Many people hope to win the lottery and buy a house. But one Kentish couple have decided to play the gamble the other way around. They intend to raffle their £270,000 home to fund a new life in south-west France.

Angela Brown, 31, and Andrew Jewitt, 35, are selling raffle tickets at £5 each through the internet for the chance to own their converted oast-house in the idyllic rural village of Chilham, near Canterbury, Kent.

The couple have adopted the novel way of selling their home to avoid the hassle of using estate agents and give first-time buyers unable to get on the property ladder the chance of owning a stunning country property.

They want to run a bed-and-breakfast in Limousin, and hope to live off the land.

If their reserve price of £270,000 is not met by their 14 August deadline, they can extend the raffle for a month.

Ms Brown said if they fail to sell the house by then the raffle winner will get all the money collected minus 10 per cent for marketing costs and legal fees.

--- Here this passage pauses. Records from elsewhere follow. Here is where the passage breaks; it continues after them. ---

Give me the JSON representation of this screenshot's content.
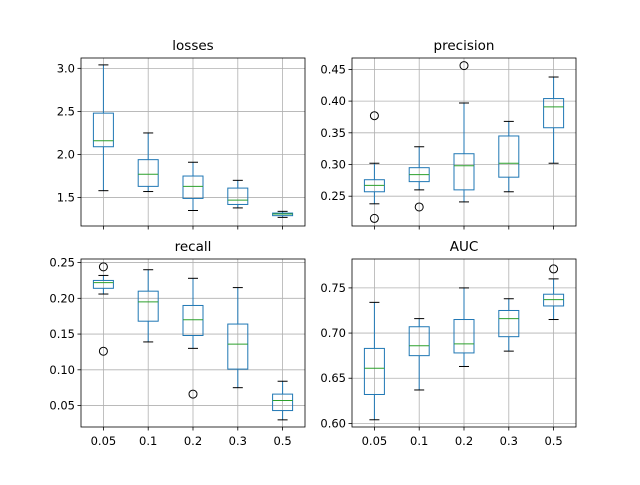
{
  "figure": {
    "colors": {
      "box": "#1f77b4",
      "median": "#2ca02c",
      "whisker": "#000000",
      "grid": "#b0b0b0",
      "axes": "#000000",
      "background": "#ffffff"
    }
  },
  "chart_data": [
    {
      "type": "box",
      "title": "losses",
      "categories": [
        "0.05",
        "0.1",
        "0.2",
        "0.3",
        "0.5"
      ],
      "show_xtick_labels": false,
      "grid": true,
      "ylim": [
        1.17,
        3.12
      ],
      "yticks": [
        1.5,
        2.0,
        2.5,
        3.0
      ],
      "ytick_labels": [
        "1.5",
        "2.0",
        "2.5",
        "3.0"
      ],
      "boxes": [
        {
          "whislo": 1.58,
          "q1": 2.09,
          "med": 2.16,
          "q3": 2.48,
          "whishi": 3.04,
          "fliers": []
        },
        {
          "whislo": 1.57,
          "q1": 1.63,
          "med": 1.77,
          "q3": 1.94,
          "whishi": 2.25,
          "fliers": []
        },
        {
          "whislo": 1.35,
          "q1": 1.49,
          "med": 1.63,
          "q3": 1.75,
          "whishi": 1.91,
          "fliers": []
        },
        {
          "whislo": 1.38,
          "q1": 1.42,
          "med": 1.47,
          "q3": 1.61,
          "whishi": 1.7,
          "fliers": []
        },
        {
          "whislo": 1.27,
          "q1": 1.29,
          "med": 1.31,
          "q3": 1.32,
          "whishi": 1.34,
          "fliers": []
        }
      ]
    },
    {
      "type": "box",
      "title": "precision",
      "categories": [
        "0.05",
        "0.1",
        "0.2",
        "0.3",
        "0.5"
      ],
      "show_xtick_labels": false,
      "grid": true,
      "ylim": [
        0.203,
        0.468
      ],
      "yticks": [
        0.25,
        0.3,
        0.35,
        0.4,
        0.45
      ],
      "ytick_labels": [
        "0.25",
        "0.30",
        "0.35",
        "0.40",
        "0.45"
      ],
      "boxes": [
        {
          "whislo": 0.238,
          "q1": 0.257,
          "med": 0.267,
          "q3": 0.276,
          "whishi": 0.302,
          "fliers": [
            0.377,
            0.215
          ]
        },
        {
          "whislo": 0.26,
          "q1": 0.273,
          "med": 0.284,
          "q3": 0.295,
          "whishi": 0.328,
          "fliers": [
            0.233
          ]
        },
        {
          "whislo": 0.241,
          "q1": 0.26,
          "med": 0.298,
          "q3": 0.317,
          "whishi": 0.397,
          "fliers": [
            0.456
          ]
        },
        {
          "whislo": 0.257,
          "q1": 0.28,
          "med": 0.302,
          "q3": 0.345,
          "whishi": 0.368,
          "fliers": []
        },
        {
          "whislo": 0.302,
          "q1": 0.358,
          "med": 0.391,
          "q3": 0.404,
          "whishi": 0.438,
          "fliers": []
        }
      ]
    },
    {
      "type": "box",
      "title": "recall",
      "categories": [
        "0.05",
        "0.1",
        "0.2",
        "0.3",
        "0.5"
      ],
      "show_xtick_labels": true,
      "grid": true,
      "ylim": [
        0.02,
        0.255
      ],
      "yticks": [
        0.05,
        0.1,
        0.15,
        0.2,
        0.25
      ],
      "ytick_labels": [
        "0.05",
        "0.10",
        "0.15",
        "0.20",
        "0.25"
      ],
      "boxes": [
        {
          "whislo": 0.206,
          "q1": 0.214,
          "med": 0.222,
          "q3": 0.225,
          "whishi": 0.232,
          "fliers": [
            0.244,
            0.126
          ]
        },
        {
          "whislo": 0.139,
          "q1": 0.168,
          "med": 0.195,
          "q3": 0.21,
          "whishi": 0.24,
          "fliers": []
        },
        {
          "whislo": 0.13,
          "q1": 0.148,
          "med": 0.17,
          "q3": 0.19,
          "whishi": 0.228,
          "fliers": [
            0.066
          ]
        },
        {
          "whislo": 0.075,
          "q1": 0.101,
          "med": 0.136,
          "q3": 0.164,
          "whishi": 0.215,
          "fliers": []
        },
        {
          "whislo": 0.03,
          "q1": 0.043,
          "med": 0.057,
          "q3": 0.066,
          "whishi": 0.084,
          "fliers": []
        }
      ]
    },
    {
      "type": "box",
      "title": "AUC",
      "categories": [
        "0.05",
        "0.1",
        "0.2",
        "0.3",
        "0.5"
      ],
      "show_xtick_labels": true,
      "grid": true,
      "ylim": [
        0.596,
        0.782
      ],
      "yticks": [
        0.6,
        0.65,
        0.7,
        0.75
      ],
      "ytick_labels": [
        "0.60",
        "0.65",
        "0.70",
        "0.75"
      ],
      "boxes": [
        {
          "whislo": 0.604,
          "q1": 0.632,
          "med": 0.661,
          "q3": 0.683,
          "whishi": 0.734,
          "fliers": []
        },
        {
          "whislo": 0.637,
          "q1": 0.675,
          "med": 0.686,
          "q3": 0.707,
          "whishi": 0.716,
          "fliers": []
        },
        {
          "whislo": 0.663,
          "q1": 0.678,
          "med": 0.688,
          "q3": 0.715,
          "whishi": 0.75,
          "fliers": []
        },
        {
          "whislo": 0.68,
          "q1": 0.696,
          "med": 0.716,
          "q3": 0.725,
          "whishi": 0.738,
          "fliers": []
        },
        {
          "whislo": 0.715,
          "q1": 0.73,
          "med": 0.737,
          "q3": 0.743,
          "whishi": 0.76,
          "fliers": [
            0.771
          ]
        }
      ]
    }
  ]
}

The landscape gardener, who is originally from the village of Turriff, near Aberdeen, has lived at the late 19th-century converted oast-house for the past four years. She works in Kent, but her partner, Andrew, spends hours every day commuting to London.

Ms Brown said: "Andrew is fed up with commuting to London; it takes him two to three hours to get to work and then the same to get home. We are looking for a better quality of life and maybe to start a family."

She added: "We have found a house to buy in a beautiful country area in south-west France. We will run a bed-and-breakfast, and live off the land as much as possible, sort of The Good Life with our own vegetables and goats. There are so many people in the South-east now, we just want our own space."

The couple decided to raffle off their house to be able to move quickly and meet the deadline for their French dream.

Ms Brown said: "We thought it was a good idea with interest rate rises and first-time buyers struggling to get on the property ladder.

"A raffle gives the opportunity to get a home for just a fiver and it is quite exciting."

The 31-year-old added: "As we have already found a house in France we wanted to control the deadline of the sale.

"Doing it the conventional way so many property sales fall through. A raffle just seemed like a lot less hassle," she said.

They have set up a website, www.winahouseforafiver.co.uk, so people can enter the draw.

She has been encouraged by the response, saying, "We are on target for a sale so far".

But if the reserve price is not met by 14 September they will have to turn to an estate agent and put their planned move to France on hold. She said: "I hope it will not come to this."

To meet gambling laws, entrants have to answer a multiple choice question so there is an element of skill involved and not a pure lottery.

But the winner will get the converted oast-house which has a second-floor reception room giving stunning views across orchards and farmland.